For Tuesday’s drill, emergency officials came up with a crash scenario:

A plane on takeoff from PBIA experiences an explosion on board, splitting the plane in half and injuring or killing about 40 people aboard the aircraft.

They had to improvise a crashed plane, borrowing the front half of a Boeing named “JCB Last Dance” from training facilities off Jog Road and hauling it to the crash site on a flatbed truck.

They had to prep their victims — students at G-Star School of the Arts in Palm Springs — who wore their injury lists on yellow cards like necklaces.

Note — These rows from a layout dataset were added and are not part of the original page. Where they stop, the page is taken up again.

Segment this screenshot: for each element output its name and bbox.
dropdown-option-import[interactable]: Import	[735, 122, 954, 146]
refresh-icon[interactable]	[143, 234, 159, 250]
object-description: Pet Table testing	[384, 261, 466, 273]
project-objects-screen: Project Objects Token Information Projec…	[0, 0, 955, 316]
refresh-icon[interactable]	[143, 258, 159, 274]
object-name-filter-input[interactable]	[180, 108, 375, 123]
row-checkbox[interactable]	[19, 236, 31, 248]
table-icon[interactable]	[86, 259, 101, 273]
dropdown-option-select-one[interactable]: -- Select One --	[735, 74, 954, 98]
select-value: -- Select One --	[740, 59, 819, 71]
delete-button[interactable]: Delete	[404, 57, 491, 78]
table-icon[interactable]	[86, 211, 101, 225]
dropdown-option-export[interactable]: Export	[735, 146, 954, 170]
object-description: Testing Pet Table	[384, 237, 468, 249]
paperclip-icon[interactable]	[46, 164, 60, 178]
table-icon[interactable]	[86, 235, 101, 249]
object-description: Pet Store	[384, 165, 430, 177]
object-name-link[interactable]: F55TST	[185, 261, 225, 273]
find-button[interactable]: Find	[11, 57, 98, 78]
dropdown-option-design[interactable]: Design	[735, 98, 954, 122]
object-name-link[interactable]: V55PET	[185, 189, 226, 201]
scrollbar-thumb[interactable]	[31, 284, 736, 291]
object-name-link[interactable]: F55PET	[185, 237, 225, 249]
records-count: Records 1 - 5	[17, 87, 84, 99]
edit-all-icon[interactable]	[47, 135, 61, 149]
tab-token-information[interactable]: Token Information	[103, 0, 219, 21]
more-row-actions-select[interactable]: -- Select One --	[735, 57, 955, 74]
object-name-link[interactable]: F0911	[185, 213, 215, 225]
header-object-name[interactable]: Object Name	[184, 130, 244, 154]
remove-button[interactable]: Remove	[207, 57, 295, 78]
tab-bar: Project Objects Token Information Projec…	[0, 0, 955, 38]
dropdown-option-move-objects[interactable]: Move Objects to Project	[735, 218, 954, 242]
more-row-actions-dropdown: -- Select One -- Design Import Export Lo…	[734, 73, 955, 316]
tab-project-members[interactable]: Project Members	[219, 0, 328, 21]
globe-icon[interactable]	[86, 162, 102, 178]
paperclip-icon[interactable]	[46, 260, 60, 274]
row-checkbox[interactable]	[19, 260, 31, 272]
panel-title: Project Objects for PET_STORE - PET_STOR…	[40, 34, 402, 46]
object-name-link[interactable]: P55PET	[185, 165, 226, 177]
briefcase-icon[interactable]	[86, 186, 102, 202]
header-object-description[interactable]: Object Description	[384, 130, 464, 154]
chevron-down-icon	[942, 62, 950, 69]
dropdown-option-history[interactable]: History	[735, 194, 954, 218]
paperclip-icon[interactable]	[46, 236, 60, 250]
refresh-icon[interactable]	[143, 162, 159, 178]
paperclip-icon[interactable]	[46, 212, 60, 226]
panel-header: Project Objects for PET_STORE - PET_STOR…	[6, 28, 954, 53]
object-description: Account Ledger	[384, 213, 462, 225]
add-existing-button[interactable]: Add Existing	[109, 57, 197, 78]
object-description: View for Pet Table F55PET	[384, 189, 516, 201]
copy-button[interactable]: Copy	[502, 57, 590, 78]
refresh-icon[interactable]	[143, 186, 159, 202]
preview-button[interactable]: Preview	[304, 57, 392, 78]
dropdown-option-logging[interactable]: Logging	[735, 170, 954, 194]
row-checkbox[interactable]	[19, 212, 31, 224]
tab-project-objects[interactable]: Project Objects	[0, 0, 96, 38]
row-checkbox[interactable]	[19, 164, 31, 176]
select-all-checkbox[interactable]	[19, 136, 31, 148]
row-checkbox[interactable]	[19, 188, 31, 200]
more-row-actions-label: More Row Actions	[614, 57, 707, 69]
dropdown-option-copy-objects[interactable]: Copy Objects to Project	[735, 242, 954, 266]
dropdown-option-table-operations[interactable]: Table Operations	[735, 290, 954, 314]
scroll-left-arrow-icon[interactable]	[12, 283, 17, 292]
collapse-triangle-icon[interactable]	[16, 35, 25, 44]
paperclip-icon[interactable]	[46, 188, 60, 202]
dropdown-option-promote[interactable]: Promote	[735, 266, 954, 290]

Hours before the drill, fellow students helped the victims look the part, creating bruises, burns and puncture wounds out of plastic molds, spirit gum and a lot of red and bluish-purple makeup.

Michael Dzuro, 16, broke character (44-year-old unconscious man) on the floor of the “hospital” at the UPS hangar to reveal the wound that had “punctured” his left lung.

“She did it,” he said, nodding with pride at fellow victim Avery Mendel, who according to her card was suffering “altered mental status” and burns.

Mendel had exercised her acting chops just an hour earlier: “I was crying over his unconscious body. Well, I cried a little bit, but I was mostly screaming.”

The reality of the crash scene helped the students get into character. “It was really easy to get myself to cry,” said Maritsa Moore, 15. “They were trying to be helpful.”

But more important, it helped rescue crews work in a situation that simulated reality.

Said the airport’s Labbe: “We were fortunate to get the G-Star School on board.”